Republican presidential candidate Ben Carson said on Nov. 29 that Syrian refugees, who are fleeing Islamic State group terrorists and their war-torn country, told him that they want to go back to Syria (videos below).
Carson, who recently made a trip to Jordan, where he visited refugee camps, told CNN that bringing 10,000 to 20,000 refugees to the U.S. doesn't solve the problem. He added that there are 1.4 million refugees in Jordan, "and they can handle more than that to be honest with you."
"Their true desire is to be resettled in Syria, but they're satisfied to be in the refugee camps if the refugee camps are adequately funded. Recognize that in these camps, they have schools, they have recreation facilities that are really quite nice, and they're putting in a all kinds of things that make life more tolerable.
"Would it be better to integrate them into society? Yes, and I've certainly talked to some people about that. But you have to make progress as you go."
Carson, who has voiced opposition to the refugees coming to the U.S., also appeared on ABC News where he said:
"I had an opportunity to talk to many of the Syrian refugees and ask them, 'What is your supreme desire?' And it was pretty uniform: They want to go back home, obviously. And I said what kinds of things could a nation like the United States do that would be helpful to you? And again, I was a little bit surprised with the answer, because it wasn’t what we’re hearing a lot.
"We’re hearing that they all want to come here to the United States. And that’s not what they want. They want to go back home. But they said that the United States and other nations could be much more supportive of the herculean efforts manifested by the Jordanians in taking in people at a lot of the expense to themselves. And they cannot continue that without help from the international community."
Carson then recalled the U.S. spent $3 billion on Halloween candy, and said that was the amount of money that was needed in Jordan.
The ABC News host reminded Carson that the U.S. has spent about $4 billion in humanitarian aid, with about $668 million for the refugees in Jordan, and asked what more the U.S. could do.

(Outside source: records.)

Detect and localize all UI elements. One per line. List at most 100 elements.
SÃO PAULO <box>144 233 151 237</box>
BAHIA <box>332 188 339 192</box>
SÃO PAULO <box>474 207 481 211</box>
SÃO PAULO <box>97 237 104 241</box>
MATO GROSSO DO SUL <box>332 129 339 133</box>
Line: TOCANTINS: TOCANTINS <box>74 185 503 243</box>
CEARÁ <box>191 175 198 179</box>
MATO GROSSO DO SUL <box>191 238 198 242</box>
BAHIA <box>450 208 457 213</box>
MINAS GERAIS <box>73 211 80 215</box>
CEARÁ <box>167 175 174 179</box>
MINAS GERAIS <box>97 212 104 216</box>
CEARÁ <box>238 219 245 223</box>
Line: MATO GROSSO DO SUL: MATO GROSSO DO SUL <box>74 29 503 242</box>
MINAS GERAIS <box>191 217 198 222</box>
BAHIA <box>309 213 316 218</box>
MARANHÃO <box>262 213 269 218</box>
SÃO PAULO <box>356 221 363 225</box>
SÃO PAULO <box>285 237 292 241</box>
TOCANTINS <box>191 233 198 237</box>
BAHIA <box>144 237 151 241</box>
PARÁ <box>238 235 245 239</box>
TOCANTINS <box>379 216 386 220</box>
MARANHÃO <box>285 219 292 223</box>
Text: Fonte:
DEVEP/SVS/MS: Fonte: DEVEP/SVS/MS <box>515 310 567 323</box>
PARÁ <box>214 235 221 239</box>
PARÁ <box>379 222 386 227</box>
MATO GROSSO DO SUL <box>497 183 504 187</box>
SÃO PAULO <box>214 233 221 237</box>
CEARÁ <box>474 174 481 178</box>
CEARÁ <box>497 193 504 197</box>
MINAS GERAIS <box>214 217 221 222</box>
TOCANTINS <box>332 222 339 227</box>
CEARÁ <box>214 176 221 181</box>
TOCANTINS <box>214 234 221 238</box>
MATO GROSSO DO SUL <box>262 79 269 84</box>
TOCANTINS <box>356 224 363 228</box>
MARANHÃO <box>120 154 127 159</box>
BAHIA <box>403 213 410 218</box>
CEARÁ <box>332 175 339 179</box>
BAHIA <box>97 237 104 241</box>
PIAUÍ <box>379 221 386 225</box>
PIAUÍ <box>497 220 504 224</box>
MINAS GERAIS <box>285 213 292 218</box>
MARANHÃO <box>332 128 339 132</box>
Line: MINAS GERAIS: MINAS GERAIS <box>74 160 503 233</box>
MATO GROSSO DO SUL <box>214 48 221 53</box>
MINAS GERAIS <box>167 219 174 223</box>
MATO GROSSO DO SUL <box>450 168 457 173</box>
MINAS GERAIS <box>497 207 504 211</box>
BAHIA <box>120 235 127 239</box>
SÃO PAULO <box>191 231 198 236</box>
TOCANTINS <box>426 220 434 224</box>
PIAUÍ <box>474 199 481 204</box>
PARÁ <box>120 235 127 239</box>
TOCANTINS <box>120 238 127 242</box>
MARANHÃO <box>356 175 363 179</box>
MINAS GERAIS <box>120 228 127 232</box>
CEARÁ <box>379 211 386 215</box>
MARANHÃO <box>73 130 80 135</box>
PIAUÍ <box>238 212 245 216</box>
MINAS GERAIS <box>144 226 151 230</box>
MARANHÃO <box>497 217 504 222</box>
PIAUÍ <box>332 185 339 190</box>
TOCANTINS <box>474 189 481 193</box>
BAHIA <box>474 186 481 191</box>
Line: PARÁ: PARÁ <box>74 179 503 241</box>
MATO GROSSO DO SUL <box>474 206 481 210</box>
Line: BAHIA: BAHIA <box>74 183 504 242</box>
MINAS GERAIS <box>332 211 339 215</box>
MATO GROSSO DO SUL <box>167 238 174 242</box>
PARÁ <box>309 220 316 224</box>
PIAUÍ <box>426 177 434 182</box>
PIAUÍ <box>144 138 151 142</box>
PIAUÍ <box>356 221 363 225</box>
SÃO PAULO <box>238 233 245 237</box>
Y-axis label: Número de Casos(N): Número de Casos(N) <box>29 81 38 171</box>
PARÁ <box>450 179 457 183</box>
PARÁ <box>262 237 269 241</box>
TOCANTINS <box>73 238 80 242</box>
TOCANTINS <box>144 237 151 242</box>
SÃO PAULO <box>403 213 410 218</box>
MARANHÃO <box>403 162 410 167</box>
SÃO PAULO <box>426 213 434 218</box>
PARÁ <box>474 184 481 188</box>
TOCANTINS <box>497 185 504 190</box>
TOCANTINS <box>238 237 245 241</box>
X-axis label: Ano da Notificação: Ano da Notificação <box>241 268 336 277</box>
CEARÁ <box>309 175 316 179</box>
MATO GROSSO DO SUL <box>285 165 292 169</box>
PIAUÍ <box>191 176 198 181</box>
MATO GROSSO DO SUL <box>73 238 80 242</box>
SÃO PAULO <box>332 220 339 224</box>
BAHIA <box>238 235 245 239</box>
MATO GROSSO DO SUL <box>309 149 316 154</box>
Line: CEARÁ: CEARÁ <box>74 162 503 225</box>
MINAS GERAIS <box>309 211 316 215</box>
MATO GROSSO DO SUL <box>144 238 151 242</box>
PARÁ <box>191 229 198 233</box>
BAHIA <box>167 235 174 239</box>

Carson told the host that she would need to go to Jordan and see for herself, but she informed the GOP candidate that she had already been there. The host said the refugees either want to go back to Syria, or go somewhere else, but not stay in the refugee camps.
During an appearance on CBS News' "Face The Nation," Carson insisted that bringing Syrian refugees to the U.S. was simply a temporary fix, but does not solve the problem.
The Obama administration has never claimed that taking in refugees would solve the problem of Islamic State group or the repressive Syrian government.